Je me méfie des visions, aussi bien des miennes que de tout autre. Ce sont des moments particuliers où se produisent de profonds remuements, que la conscience ne peut gérer, comme si tout l'édifice intellectuel était submergé, emporté par les vagues de l'inconscient. On croit voir mieux, plus profond, plus ample ; on croit que les choses se manifestent à nous dans une lumière plus vive, et parfois on croit soudain tout comprendre, comme si le film de la vie se déroulait dans la clarté et la totalité. Quant à moi je n'ai guère connu de telles illuminations, mais plutôt, comme je l'ai raconté hier, des visions infernales provoquées par l'anesthésie. Le retour à la perception normale m'a permis de rectifier mon jugement. J'en ai tiré une leçon de modestie : il suffit de peu de choses pour faire basculer un esprit sain dans une vision pathologique.

Qu'elle soit paradisiaque ou infernale une vision est au sens strict une illusion, c'est à dire une représentation fallacieuse du monde déterminée par un agent psychique, l'inconscient, ou chimique : la drogue, l'anesthésie ou autres produis psychoactifs.

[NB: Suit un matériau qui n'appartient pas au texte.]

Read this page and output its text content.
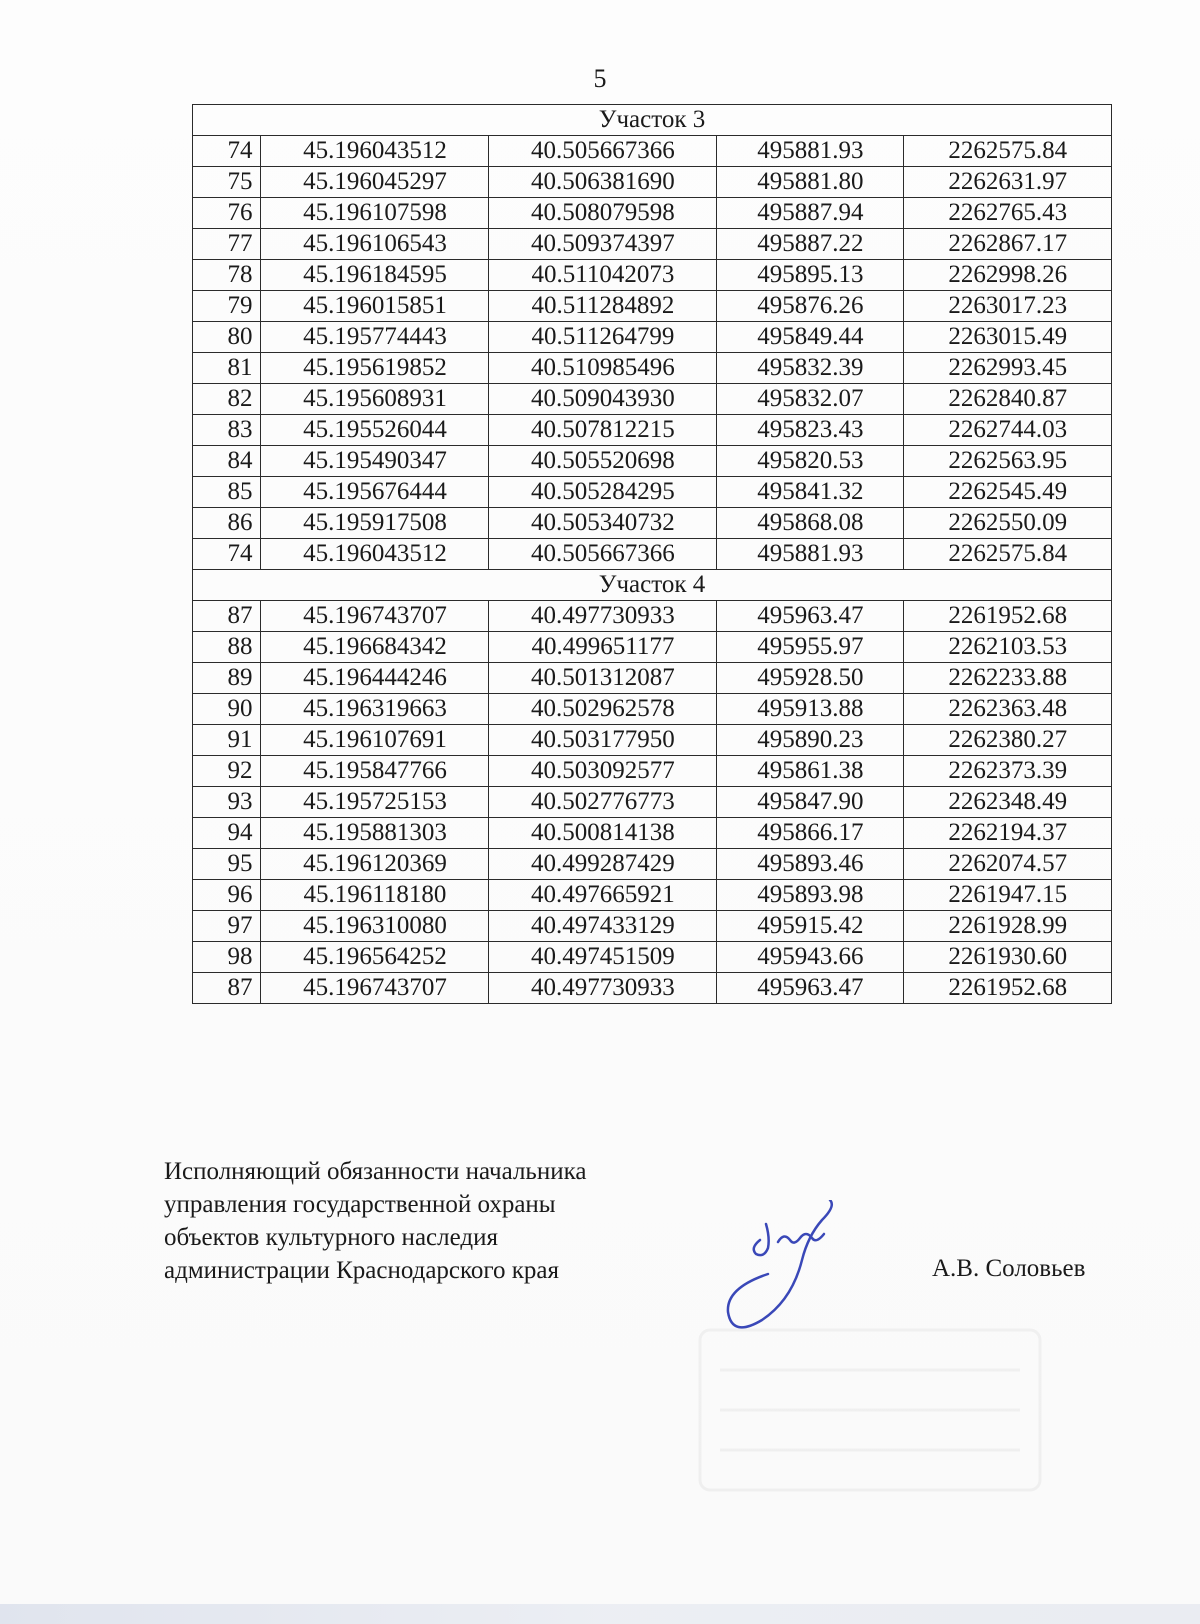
5
Участок 3				
74	45.196043512	40.505667366	495881.93	2262575.84
75	45.196045297	40.506381690	495881.80	2262631.97
76	45.196107598	40.508079598	495887.94	2262765.43
77	45.196106543	40.509374397	495887.22	2262867.17
78	45.196184595	40.511042073	495895.13	2262998.26
79	45.196015851	40.511284892	495876.26	2263017.23
80	45.195774443	40.511264799	495849.44	2263015.49
81	45.195619852	40.510985496	495832.39	2262993.45
82	45.195608931	40.509043930	495832.07	2262840.87
83	45.195526044	40.507812215	495823.43	2262744.03
84	45.195490347	40.505520698	495820.53	2262563.95
85	45.195676444	40.505284295	495841.32	2262545.49
86	45.195917508	40.505340732	495868.08	2262550.09
74	45.196043512	40.505667366	495881.93	2262575.84
Участок 4				
87	45.196743707	40.497730933	495963.47	2261952.68
88	45.196684342	40.499651177	495955.97	2262103.53
89	45.196444246	40.501312087	495928.50	2262233.88
90	45.196319663	40.502962578	495913.88	2262363.48
91	45.196107691	40.503177950	495890.23	2262380.27
92	45.195847766	40.503092577	495861.38	2262373.39
93	45.195725153	40.502776773	495847.90	2262348.49
94	45.195881303	40.500814138	495866.17	2262194.37
95	45.196120369	40.499287429	495893.46	2262074.57
96	45.196118180	40.497665921	495893.98	2261947.15
97	45.196310080	40.497433129	495915.42	2261928.99
98	45.196564252	40.497451509	495943.66	2261930.60
87	45.196743707	40.497730933	495963.47	2261952.68
Исполняющий обязанности начальника
управления государственной охраны
объектов культурного наследия
администрации Краснодарского края	А.В. Соловьев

Que des personnes à l'article de la mort aient des visions béatifiques où elles s'ébattent dans des prairies enchantées, ou qu'elles marchent dans un long tunnel de lumière céleste, tout cela ne prouve rien, ne donne aucune indication sur l'après vie ou la vie éternelle, puisque cette expérience est bien celle d'un vivant, nullement une traversée de la mort, laquelle romprait brutalement le fil, et que sitôt revenues à la conscience ordinaire, elles retrouvent la réalité ordinaire, l'espace-temps ordinaire : elles peuvent bien avoir le sentiment d'avoir vécu une expérience exceptionnelle, mais rien n'est changé, et la vie reprend son cours.

Ou on est vivant, ou on est mort : il n'y a pas de tierce possibilité. Tant que le cerveau travaille on est vivant. Nul ne traverse l'Achéron dans les deux sens.

Pour ma part je n'ai jamais connu de visions béatifiques, ce qui rend d'autant plus aisé mon scepticisme. Et que ma seule expérience de vision ait été si pénible me conforte dans mon rejet. Il m'est d'autant plus aisé de les mettre toutes, les heureuses et les malheureuses, dans le même sac. Ce sont des productions délirantes qui ne témoignent de rien, si ce n'est de la fragilité de notre esprit.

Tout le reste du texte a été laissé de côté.